In the example of embodiment according to FIG. 1 the voltage of the oscillator 1 which is to be stabilized with respect to phase is applied via a digital frequency divider 2, and the voltage of a highly constant reference oscillator 3 is applied via a pulse shaper 4 to the phase discriminator 5 designed as a gate circuit. From this phase discriminator 5 there is taken the voltage for effecting the fine adjustment of the oscillator 1, via a filter chain 6. According to the invention, the pulse-shaped voltage of the phase discriminator, via a resistor 7, is applied to a capacitor 8. This capacitor 8 is charged by the pulses, and supplies the control voltage for effecting the coarse control or regulation. In order to avoid a back discharge of the capacitor 8, it is possible to insert a crystal diode 10.

In FIG. 2 a train of pulses 11 shows the output signal of the frequency divider 2, and the train of pulses 12 shows the output signal of the pulse shaper 4 with respect to the regulated condition. The narrow pulses at the output of the phase discriminator 5, which are indicated by the train of pulses 13, produce a control voltage 14 at the output of the filter chain 6, which is sufficient for compensating any existing residual error of the control loop.

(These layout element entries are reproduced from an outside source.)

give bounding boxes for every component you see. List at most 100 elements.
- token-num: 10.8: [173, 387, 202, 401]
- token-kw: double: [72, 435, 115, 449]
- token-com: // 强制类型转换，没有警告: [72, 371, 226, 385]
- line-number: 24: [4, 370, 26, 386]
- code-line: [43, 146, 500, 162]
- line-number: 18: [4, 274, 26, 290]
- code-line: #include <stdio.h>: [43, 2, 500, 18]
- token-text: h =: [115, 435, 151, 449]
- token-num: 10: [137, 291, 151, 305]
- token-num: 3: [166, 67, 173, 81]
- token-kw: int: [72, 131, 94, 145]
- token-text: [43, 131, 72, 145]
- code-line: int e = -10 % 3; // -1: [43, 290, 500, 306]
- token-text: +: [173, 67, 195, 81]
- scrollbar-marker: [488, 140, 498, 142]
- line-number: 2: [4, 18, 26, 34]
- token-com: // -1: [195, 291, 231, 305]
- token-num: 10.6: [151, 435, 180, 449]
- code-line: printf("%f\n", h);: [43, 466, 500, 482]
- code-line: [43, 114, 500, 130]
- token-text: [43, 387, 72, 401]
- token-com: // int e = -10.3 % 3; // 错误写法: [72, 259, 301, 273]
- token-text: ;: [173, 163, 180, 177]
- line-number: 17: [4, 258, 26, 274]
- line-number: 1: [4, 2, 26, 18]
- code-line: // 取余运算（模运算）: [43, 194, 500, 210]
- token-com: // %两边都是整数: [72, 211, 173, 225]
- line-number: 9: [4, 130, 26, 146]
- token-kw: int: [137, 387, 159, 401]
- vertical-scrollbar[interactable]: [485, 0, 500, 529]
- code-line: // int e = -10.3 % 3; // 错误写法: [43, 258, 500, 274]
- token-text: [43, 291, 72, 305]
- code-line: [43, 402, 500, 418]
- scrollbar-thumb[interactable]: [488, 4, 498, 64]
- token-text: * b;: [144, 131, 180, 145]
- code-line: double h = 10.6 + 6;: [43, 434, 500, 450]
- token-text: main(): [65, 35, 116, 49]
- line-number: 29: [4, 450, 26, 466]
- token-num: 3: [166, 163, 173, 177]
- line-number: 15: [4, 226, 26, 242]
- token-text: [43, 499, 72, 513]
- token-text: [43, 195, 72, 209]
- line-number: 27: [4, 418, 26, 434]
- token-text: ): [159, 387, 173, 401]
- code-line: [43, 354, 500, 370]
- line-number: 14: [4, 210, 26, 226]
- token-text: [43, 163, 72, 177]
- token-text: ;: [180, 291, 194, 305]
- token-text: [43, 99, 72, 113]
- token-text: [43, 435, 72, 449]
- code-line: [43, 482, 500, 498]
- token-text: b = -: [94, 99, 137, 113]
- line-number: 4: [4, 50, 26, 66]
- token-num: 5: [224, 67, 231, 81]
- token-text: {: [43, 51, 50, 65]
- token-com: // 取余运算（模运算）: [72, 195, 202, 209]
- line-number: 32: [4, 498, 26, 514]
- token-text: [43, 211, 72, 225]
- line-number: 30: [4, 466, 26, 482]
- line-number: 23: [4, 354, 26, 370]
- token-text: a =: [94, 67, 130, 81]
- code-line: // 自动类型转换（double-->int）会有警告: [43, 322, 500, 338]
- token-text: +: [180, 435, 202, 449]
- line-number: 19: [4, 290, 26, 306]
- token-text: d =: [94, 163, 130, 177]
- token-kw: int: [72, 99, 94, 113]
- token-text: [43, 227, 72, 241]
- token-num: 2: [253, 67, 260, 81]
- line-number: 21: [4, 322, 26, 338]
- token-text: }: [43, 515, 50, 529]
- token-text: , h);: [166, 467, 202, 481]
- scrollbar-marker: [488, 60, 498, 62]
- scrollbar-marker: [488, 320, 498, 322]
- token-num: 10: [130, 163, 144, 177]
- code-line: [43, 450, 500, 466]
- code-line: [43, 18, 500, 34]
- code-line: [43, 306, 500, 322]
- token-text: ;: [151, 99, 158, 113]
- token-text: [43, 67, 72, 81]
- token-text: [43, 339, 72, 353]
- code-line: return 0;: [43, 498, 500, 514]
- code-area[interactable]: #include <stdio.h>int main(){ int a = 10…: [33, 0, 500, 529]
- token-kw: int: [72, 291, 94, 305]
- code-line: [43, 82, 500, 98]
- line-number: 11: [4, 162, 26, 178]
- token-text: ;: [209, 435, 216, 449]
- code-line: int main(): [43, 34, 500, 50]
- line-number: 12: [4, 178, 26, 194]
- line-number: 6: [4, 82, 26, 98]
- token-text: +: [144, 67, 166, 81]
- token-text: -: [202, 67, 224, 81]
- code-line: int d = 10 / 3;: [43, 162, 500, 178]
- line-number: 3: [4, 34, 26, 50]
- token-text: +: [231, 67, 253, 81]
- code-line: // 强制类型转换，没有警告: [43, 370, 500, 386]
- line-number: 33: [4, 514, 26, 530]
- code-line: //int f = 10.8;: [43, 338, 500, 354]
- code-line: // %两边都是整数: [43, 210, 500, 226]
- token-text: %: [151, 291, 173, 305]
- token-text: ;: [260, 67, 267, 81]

The capacitor 8, during the switch-on time of the apparatus, during which there did not exist a phase coincidence or agreement, is charged to the voltage value 15 by substantially broader pulses 13, with this voltage 15 serving the coarse tuning of the oscillator.

After the regulated condition according to FIG. 2 has been reached, the low energy content of the pulses 13 is sufficient for covering the charge losses of the capacitor 8. If, however, there occurs a variation of phase position of the signals to be compared, in the sense that the coarse control voltage must be increased, there will result a broadening or widening of the pulses 13 and, consequently, an increased charging of the capacitor 8. Thereafter, both the coarse and the fine adjustment or regulation are compensated until the pulses 13 again reassume the original width, and until the voltage 15 has again reassumed a correspondingly higher value.

If the phase position of the signals to be compared is varied in the opposite sense, the reduction of the energy contents of the pulses, and the dropping of the voltage 15 as caused thereby, will effect the restoration of the controlled or adjusted condition.

By suitably dimensioning the capacitor 8 it is possible to achieve that the latter continuously requires a recharging, for controlling or regulating the arrangement only in one direction. Upon exceeding a predetermined threshold value, a threshold switch 9 will serve to effect the short-circuiting of the capacitor 8, thus enabling the adjustment to the necessary charging voltage.

Since the pulses 13 are very narrow, the filtering of the fine adjustment voltage by the filter chain 6 will not cause any difficulties, and may be dimensioned in the optimum way in accordance with control-technical points of view. For the same reason there will also not appear any noise modulation of the oscillator 1 which might be the cause of forming subsidiary waves.